On the other hand, for fixed values of \(r\) and \(f\) it is possible to calibrate the instrument such that the reading of the imaginary part of \(H_z\) for low induction numbers yields the desired apparent resistivity.

7.8.1 Instrument error

What about the uncertainty of the readings of such an instrument?

Frequency stability in the instrument is not a problem. The situation is different when measuring the distance between the coils. We therefore finally examine the sensitivity of the magnetic field measurement to inaccuracies in the distance measurement. To do this, we consider the error according to the linear error propagation law

\[ \Delta H_z = \left| \frac{\partial H_z}{\partial r} \right| \Delta r. \]
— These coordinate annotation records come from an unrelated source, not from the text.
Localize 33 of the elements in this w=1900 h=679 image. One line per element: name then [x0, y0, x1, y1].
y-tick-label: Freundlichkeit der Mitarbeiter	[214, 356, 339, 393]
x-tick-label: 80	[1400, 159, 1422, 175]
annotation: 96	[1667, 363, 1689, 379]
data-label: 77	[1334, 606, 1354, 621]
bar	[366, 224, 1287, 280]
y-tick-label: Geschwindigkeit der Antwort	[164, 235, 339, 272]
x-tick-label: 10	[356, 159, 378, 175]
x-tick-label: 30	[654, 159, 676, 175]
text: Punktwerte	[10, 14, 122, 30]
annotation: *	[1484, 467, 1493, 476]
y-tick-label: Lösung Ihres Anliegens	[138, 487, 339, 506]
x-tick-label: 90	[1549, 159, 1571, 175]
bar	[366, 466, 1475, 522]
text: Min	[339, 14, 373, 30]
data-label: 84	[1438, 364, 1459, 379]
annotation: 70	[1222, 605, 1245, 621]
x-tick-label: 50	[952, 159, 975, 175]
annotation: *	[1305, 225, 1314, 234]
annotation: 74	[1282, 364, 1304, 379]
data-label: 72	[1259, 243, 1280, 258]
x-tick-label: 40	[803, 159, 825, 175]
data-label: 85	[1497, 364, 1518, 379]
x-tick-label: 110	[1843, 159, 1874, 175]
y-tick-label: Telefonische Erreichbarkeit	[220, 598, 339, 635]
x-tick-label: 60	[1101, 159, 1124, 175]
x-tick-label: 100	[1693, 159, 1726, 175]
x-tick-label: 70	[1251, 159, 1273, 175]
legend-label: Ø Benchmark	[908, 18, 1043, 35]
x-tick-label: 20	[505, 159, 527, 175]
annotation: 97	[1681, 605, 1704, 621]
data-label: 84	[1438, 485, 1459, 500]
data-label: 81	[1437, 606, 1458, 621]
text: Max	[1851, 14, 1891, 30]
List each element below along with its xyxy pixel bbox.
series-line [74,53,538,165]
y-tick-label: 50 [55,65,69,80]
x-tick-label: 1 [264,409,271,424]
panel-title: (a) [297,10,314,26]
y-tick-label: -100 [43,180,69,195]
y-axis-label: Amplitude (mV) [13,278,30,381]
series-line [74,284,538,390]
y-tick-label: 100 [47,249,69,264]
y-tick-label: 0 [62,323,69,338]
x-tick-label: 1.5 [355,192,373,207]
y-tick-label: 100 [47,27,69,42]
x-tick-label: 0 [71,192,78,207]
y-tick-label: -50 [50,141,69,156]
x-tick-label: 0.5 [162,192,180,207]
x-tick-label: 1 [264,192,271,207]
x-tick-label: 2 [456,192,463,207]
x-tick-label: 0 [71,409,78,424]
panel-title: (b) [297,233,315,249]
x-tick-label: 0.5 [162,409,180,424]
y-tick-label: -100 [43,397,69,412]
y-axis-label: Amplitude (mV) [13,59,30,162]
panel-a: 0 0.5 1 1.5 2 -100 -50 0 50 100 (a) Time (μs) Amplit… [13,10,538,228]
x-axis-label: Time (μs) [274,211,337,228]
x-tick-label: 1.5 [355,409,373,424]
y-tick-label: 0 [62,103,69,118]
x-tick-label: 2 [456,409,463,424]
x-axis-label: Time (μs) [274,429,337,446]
For the magnetic field in the coplanar coil configuration in free space, we obtain

\[ \Delta H_z = \frac{3 m}{4 \pi r^4} \Delta r, \]

which results in an estimate of the relative error

\[ \frac{\Delta H_z}{H_z} = 3 \frac{\Delta r}{r} . \]

Accordingly, the relative error in the magnetic field measurement is three times as large as the relative error in the distance measurement.